Even the best fluids begin to break down after 20-30 hours of pounding. When the oil starts to break down bushing wear increases and eventually seals fail, it’s really just a matter of time. If the time between servicing is too long excess wear will occur on fork tubes and internal components. Springs should be check on a rebuild to ensure they are still at the specified rate. Additionally, riding conditions play a role in wear. Your 30 hours may be on whooped out track full of square-edged bumps while another riders 30 hours may be on a smoother hard pack surface. On a whooped out track shaft velocities are extremely high as are temperatures. These conditions break down fluid more quickly and reduce the service life of internal components.

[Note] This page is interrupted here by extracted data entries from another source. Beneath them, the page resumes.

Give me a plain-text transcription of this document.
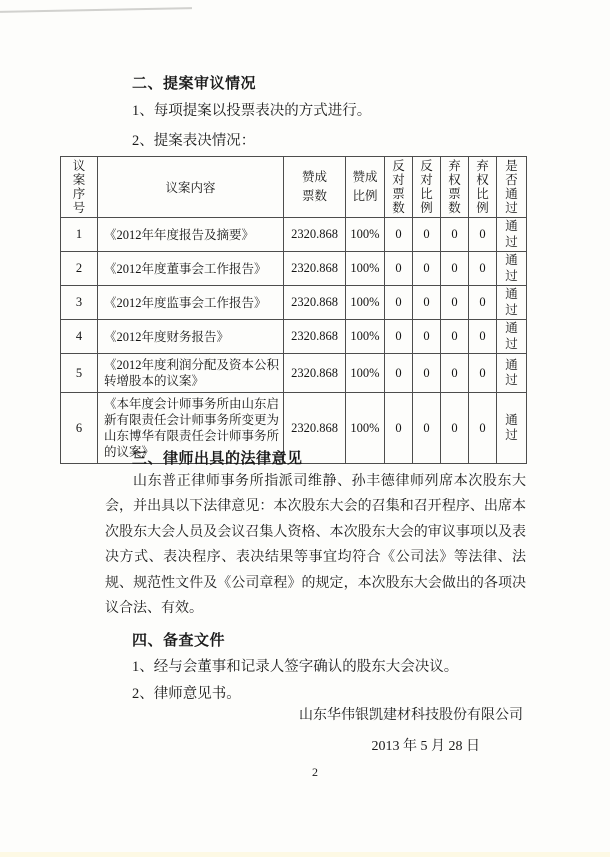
二、提案审议情况
1、每项提案以投票表决的方式进行。
2、提案表决情况：
议案序号	议案内容	赞成票数	赞成比例	反对票数	反对比例	弃权票数	弃权比例	是否通过
1	《2012年年度报告及摘要》	2320.868	100%	0	0	0	0	通过
2	《2012年度董事会工作报告》	2320.868	100%	0	0	0	0	通过
3	《2012年度监事会工作报告》	2320.868	100%	0	0	0	0	通过
4	《2012年度财务报告》	2320.868	100%	0	0	0	0	通过
5	《2012年度利润分配及资本公积转增股本的议案》	2320.868	100%	0	0	0	0	通过
6	《本年度会计师事务所由山东启新有限责任会计师事务所变更为山东博华有限责任会计师事务所的议案》	2320.868	100%	0	0	0	0	通过
三、律师出具的法律意见
山东普正律师事务所指派司维静、孙丰德律师列席本次股东大会，并出具以下法律意见：本次股东大会的召集和召开程序、出席本次股东大会人员及会议召集人资格、本次股东大会的审议事项以及表决方式、表决程序、表决结果等事宜均符合《公司法》等法律、法规、规范性文件及《公司章程》的规定，本次股东大会做出的各项决议合法、有效。
四、备查文件
1、经与会董事和记录人签字确认的股东大会决议。
2、律师意见书。
山东华伟银凯建材科技股份有限公司
2013 年 5 月 28 日
2
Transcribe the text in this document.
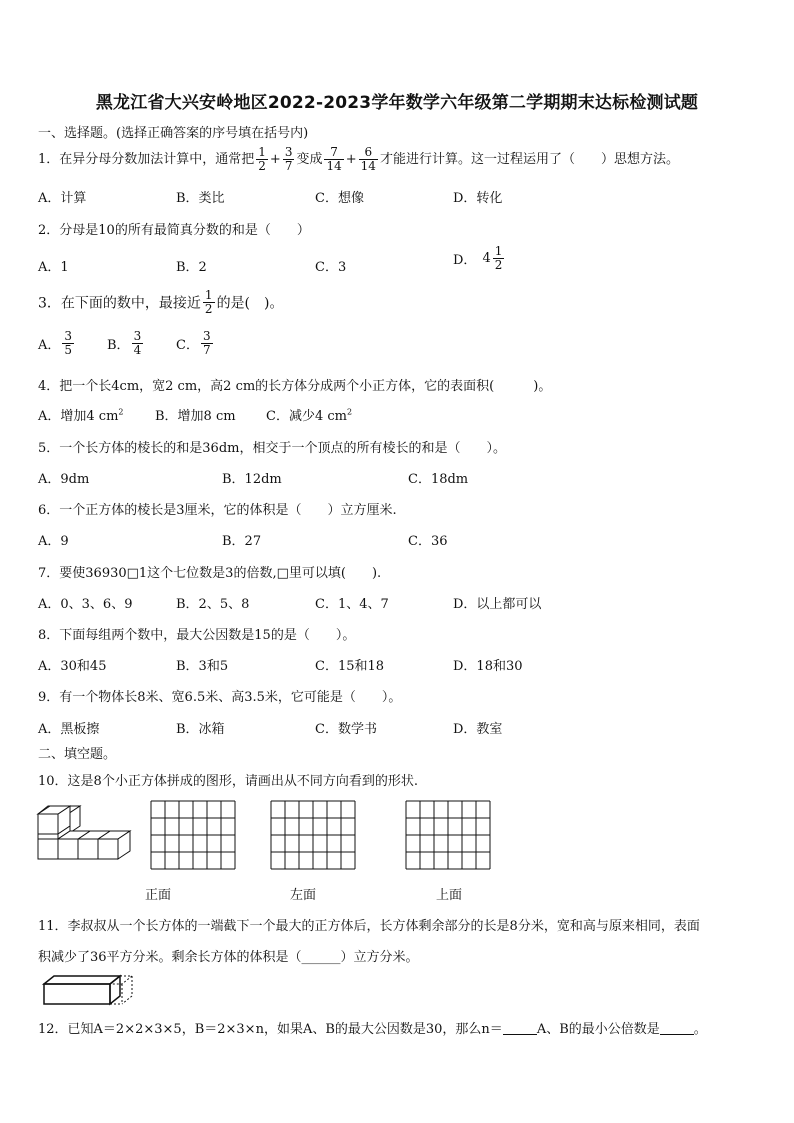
黑龙江省大兴安岭地区2022-2023学年数学六年级第二学期期末达标检测试题
一、选择题。(选择正确答案的序号填在括号内)
1．在异分母分数加法计算中，通常把 $\frac{1}{2} + \frac{3}{7}$ 变成 $\frac{7}{14} + \frac{6}{14}$ 才能进行计算。这一过程运用了（　　）思想方法。
A．计算	B．类比	C．想像	D．转化
2．分母是10的所有最简真分数的和是（　　）
A．1	B．2	C．3	D． $4 \frac{1}{2}$
3．在下面的数中，最接近 $\frac{1}{2}$ 的是(　)。
A． $\frac{3}{5}$	B． $\frac{3}{4}$	C． $\frac{3}{7}$
4．把一个长4cm，宽2 cm，高2 cm的长方体分成两个小正方体，它的表面积(　　　)。
A．增加4 $cm^2$ B．增加8 cm C．减少4 $cm^2$
5．一个长方体的棱长的和是36dm，相交于一个顶点的所有棱长的和是（　　）。
A．9dm	B．12dm	C．18dm
6．一个正方体的棱长是3厘米，它的体积是（　　）立方厘米.
A．9	B．27	C．36
7．要使36930□1这个七位数是3的倍数,□里可以填(　　).
A．0、3、6、9	B．2、5、8	C．1、4、7	D．以上都可以
8．下面每组两个数中，最大公因数是15的是（　　）。
A．30和45	B．3和5	C．15和18	D．18和30
9．有一个物体长8米、宽6.5米、高3.5米，它可能是（　　）。
A．黑板擦	B．冰箱	C．数学书	D．教室
二、填空题。
10．这是8个小正方体拼成的图形，请画出从不同方向看到的形状.
正面	左面	上面
11．李叔叔从一个长方体的一端截下一个最大的正方体后，长方体剩余部分的长是8分米，宽和高与原来相同，表面
积减少了36平方分米。剩余长方体的体积是（______）立方分米。
12．已知A＝2×2×3×5，B＝2×3×n，如果A、B的最大公因数是30，那么n＝	A、B的最小公倍数是	。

The same can be said for riding in muddy and/or sandy conditions. It’s pretty much impossible to stop sand and dirt from finding its way into the nooks and crannies of your suspension. If not cleaned the sand and debris eventually makes it way past your dust guards and into your seals.
Shocks operate at much higher temperatures than forks and the affects of broken down/contaminated fluid have a much greater impact. When fluid breaks down they are less stable and viscosity changes are much more drastic. As the shock heats up riders begin to feel this as “fade or shock fade”. At the same time shock shaft bushings starts to wear which puts extra stress on the seal head causing it to leak. Shock springs should also be tested at each rebuild to ensure they are still at the desired spring rates. Adhering to a service schedule will ensure your suspension is performing optimally.
Service or Rebuild?
Unless you have detailed service records I would recommend we start with a rebuild service, from there we would get you on a proper service schedule, this of course is entirely up to you. A Fork and Shock Service involves partially disassembling the fork/shock, inspection of the main wear parts, verification of proper cartridge operation in forks, visual inspection of bladders and seals in shocks, chemical flush of the old fluids and refill with high quality fluids. See the SERVICE section under OUR SERVICES for a full description of this service.
A Fork and/or Shock Rebuild involves the complete disassembly of the damper. All components are inspected for wear and new components are installed upon customer consent. Fork seals are replaced and shock seal heads are rebuilt. Valve bodies and shims stacks are disassembled and cleaned and shims are checked for deformities. Fork tubes and shock shafts receive a fine finishing treatment to reduce friction and prolong seal life. See the REBUILD section under OUR SERVICES for a full description of this service.